What Nightcrawler does show is just how television news has become a ratings business, predicated on instilling fear into audiences. “Crime is going down in Los Angeles, but they sell the idea that minority-driven crime is creeping out towards those who live outside the city. It’s all bullshit. There is no huge crimewave. But you’ll see a fatal carjacking, a rape, a robbery, and they’re going to try and make it like it’s getting worse.”
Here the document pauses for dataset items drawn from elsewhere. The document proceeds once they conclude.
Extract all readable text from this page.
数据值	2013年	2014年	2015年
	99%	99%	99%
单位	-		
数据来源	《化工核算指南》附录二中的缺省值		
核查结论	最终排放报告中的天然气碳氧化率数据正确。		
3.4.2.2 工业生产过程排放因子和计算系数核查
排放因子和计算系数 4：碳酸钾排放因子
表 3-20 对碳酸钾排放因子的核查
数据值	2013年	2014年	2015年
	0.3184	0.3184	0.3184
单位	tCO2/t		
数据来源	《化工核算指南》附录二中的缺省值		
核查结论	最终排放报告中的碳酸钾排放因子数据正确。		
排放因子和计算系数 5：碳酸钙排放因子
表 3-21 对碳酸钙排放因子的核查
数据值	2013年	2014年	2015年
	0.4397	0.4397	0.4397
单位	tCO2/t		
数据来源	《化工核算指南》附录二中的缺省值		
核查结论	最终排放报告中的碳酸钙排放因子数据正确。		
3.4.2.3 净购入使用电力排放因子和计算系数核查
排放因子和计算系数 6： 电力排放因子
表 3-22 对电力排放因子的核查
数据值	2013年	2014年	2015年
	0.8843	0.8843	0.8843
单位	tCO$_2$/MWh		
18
Beyond simply spotlighting the amoral nature of contemporary news-gathering, Nightcrawler is a personal film, says Gilroy, about his “grim” view of the world, and the way that the most aggressive amongst us will triumph. “What I was trying to show is that when you take somebody in this world today and strip away their conscience, they will succeed. That says a lot about our world today, and how scary it is.”
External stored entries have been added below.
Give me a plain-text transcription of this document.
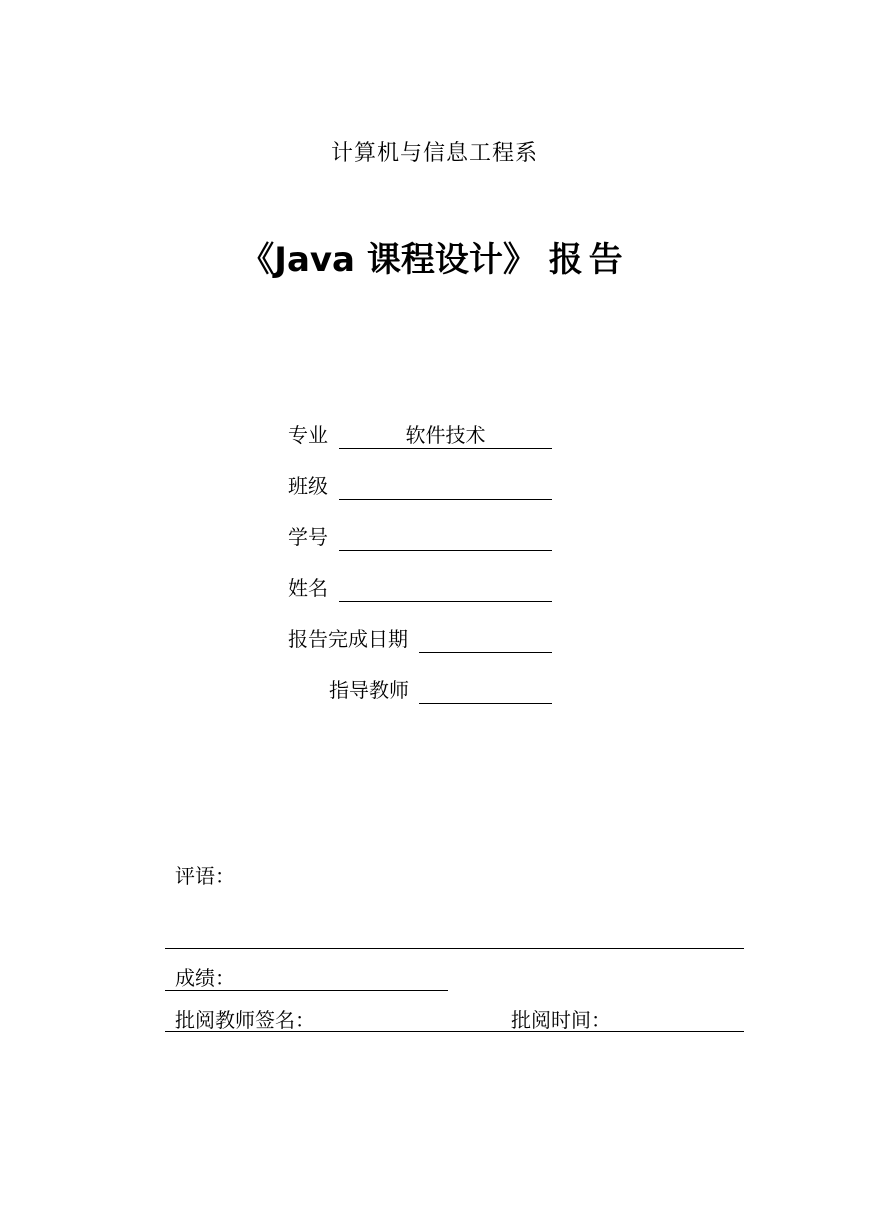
计算机与信息工程系
《Java 课程设计》 报告
专业	软件技术
班级
学号
姓名
报告完成日期
指导教师
评语：
成绩：
批阅教师签名：	批阅时间：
Gilroy got to showcase his view of the world again with 2017’s Roman J. Israel Esq., a powerhouse legal thriller with Denzel Washington in top form as the eponymous lawyer. Idealistic and highly driven, Israel finds himself caught up in the grinding gears of LA’s legal system. Though still obviously fascinated by the corruption and moral decay that he so brilliantly essayed in Nightcrawler, Gilroy’s hero this time is something of a white knight, though the character is so rich and layered that he is no simple crusading lawyer. “They are complicated characters,” Gilroy replied when asked by The Film Stage about the similarities between Roman J. Israel and Louis Bloom. “But I think that’s a reflection of how I see people in general and think we’re all complicated. I think we all have these contradictions that if we dug down a little bit we’d find. They’re extreme to a degree, and you could certainly make that case, but I like to think that they’re representative in some way of the rest of us.”
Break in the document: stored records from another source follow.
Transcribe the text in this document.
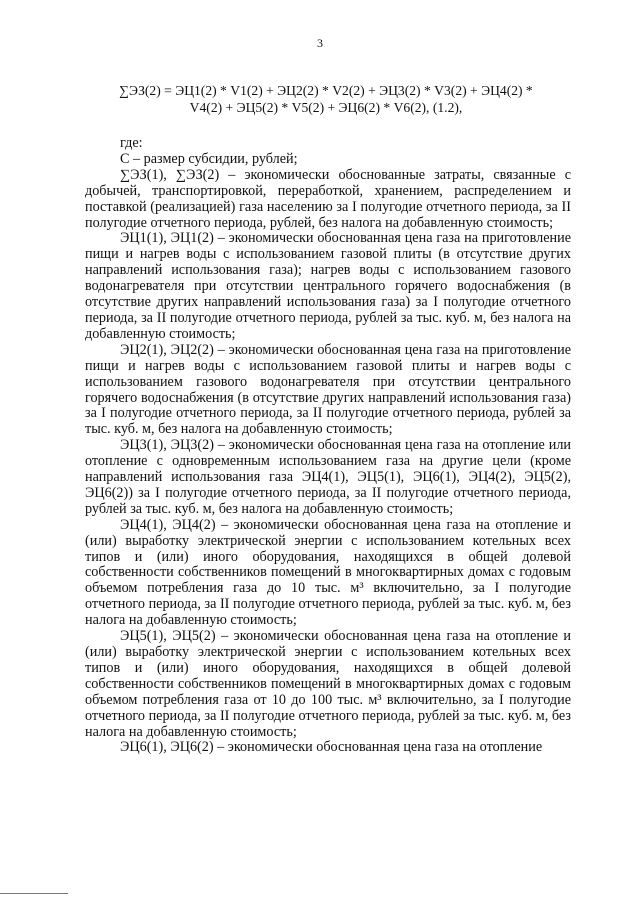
3
∑ЭЗ(2) = ЭЦ1(2) * V1(2) + ЭЦ2(2) * V2(2) + ЭЦ3(2) * V3(2) + ЭЦ4(2) *
V4(2) + ЭЦ5(2) * V5(2) + ЭЦ6(2) * V6(2), (1.2),

где:

С – размер субсидии, рублей;

∑ЭЗ(1), ∑ЭЗ(2) – экономически обоснованные затраты, связанные с добычей, транспортировкой, переработкой, хранением, распределением и поставкой (реализацией) газа населению за I полугодие отчетного периода, за II полугодие отчетного периода, рублей, без налога на добавленную стоимость;

ЭЦ1(1), ЭЦ1(2) – экономически обоснованная цена газа на приготовление пищи и нагрев воды с использованием газовой плиты (в отсутствие других направлений использования газа); нагрев воды с использованием газового водонагревателя при отсутствии центрального горячего водоснабжения (в отсутствие других направлений использования газа) за I полугодие отчетного периода, за II полугодие отчетного периода, рублей за тыс. куб. м, без налога на добавленную стоимость;

ЭЦ2(1), ЭЦ2(2) – экономически обоснованная цена газа на приготовление пищи и нагрев воды с использованием газовой плиты и нагрев воды с использованием газового водонагревателя при отсутствии центрального горячего водоснабжения (в отсутствие других направлений использования газа) за I полугодие отчетного периода, за II полугодие отчетного периода, рублей за тыс. куб. м, без налога на добавленную стоимость;

ЭЦ3(1), ЭЦ3(2) – экономически обоснованная цена газа на отопление или отопление с одновременным использованием газа на другие цели (кроме направлений использования газа ЭЦ4(1), ЭЦ5(1), ЭЦ6(1), ЭЦ4(2), ЭЦ5(2), ЭЦ6(2)) за I полугодие отчетного периода, за II полугодие отчетного периода, рублей за тыс. куб. м, без налога на добавленную стоимость;

ЭЦ4(1), ЭЦ4(2) – экономически обоснованная цена газа на отопление и (или) выработку электрической энергии с использованием котельных всех типов и (или) иного оборудования, находящихся в общей долевой собственности собственников помещений в многоквартирных домах с годовым объемом потребления газа до 10 тыс. м³ включительно, за I полугодие отчетного периода, за II полугодие отчетного периода, рублей за тыс. куб. м, без налога на добавленную стоимость;

ЭЦ5(1), ЭЦ5(2) – экономически обоснованная цена газа на отопление и (или) выработку электрической энергии с использованием котельных всех типов и (или) иного оборудования, находящихся в общей долевой собственности собственников помещений в многоквартирных домах с годовым объемом потребления газа от 10 до 100 тыс. м³ включительно, за I полугодие отчетного периода, за II полугодие отчетного периода, рублей за тыс. куб. м, без налога на добавленную стоимость;

ЭЦ6(1), ЭЦ6(2) – экономически обоснованная цена газа на отопление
After the decidedly more straight Roman J. Israel Esq., Gilroy returned to the surreal strangeness of Nightcrawler with 2019’s Velvet Buzzsaw, a scathing, excoriating horror-satire-comedy about the contemporary art scene. When the work of a dead artist is released into the world post-mortem against his wishes, a host of bizarre characters (played by the likes of Toni Collette, Daveed Diggs, Tom Sturridge, John Malkovich and Nightcrawler alums Jake Gyllenhaal and Rene Russo) start to bite the dust. “I have a lot of ideas I try to get through my films and I think people underestimate the power of humor to carry an idea and a story,” Gilroy told The Hollywood Reporter. “I thought, ‘I want to mix a thriller with a comedy.’ I came up with the idea while I was at a contemporary art museum at closing with all this freaky weird art. I thought, ‘This a great place for a thriller.’”
With his true sense of cinematic style and wonderfully creative and jaundiced world view, Dan Gilroy’s is a highly original and powerful voice that deserves to be heard much louder, more frequently, and with far greater critical and audience support.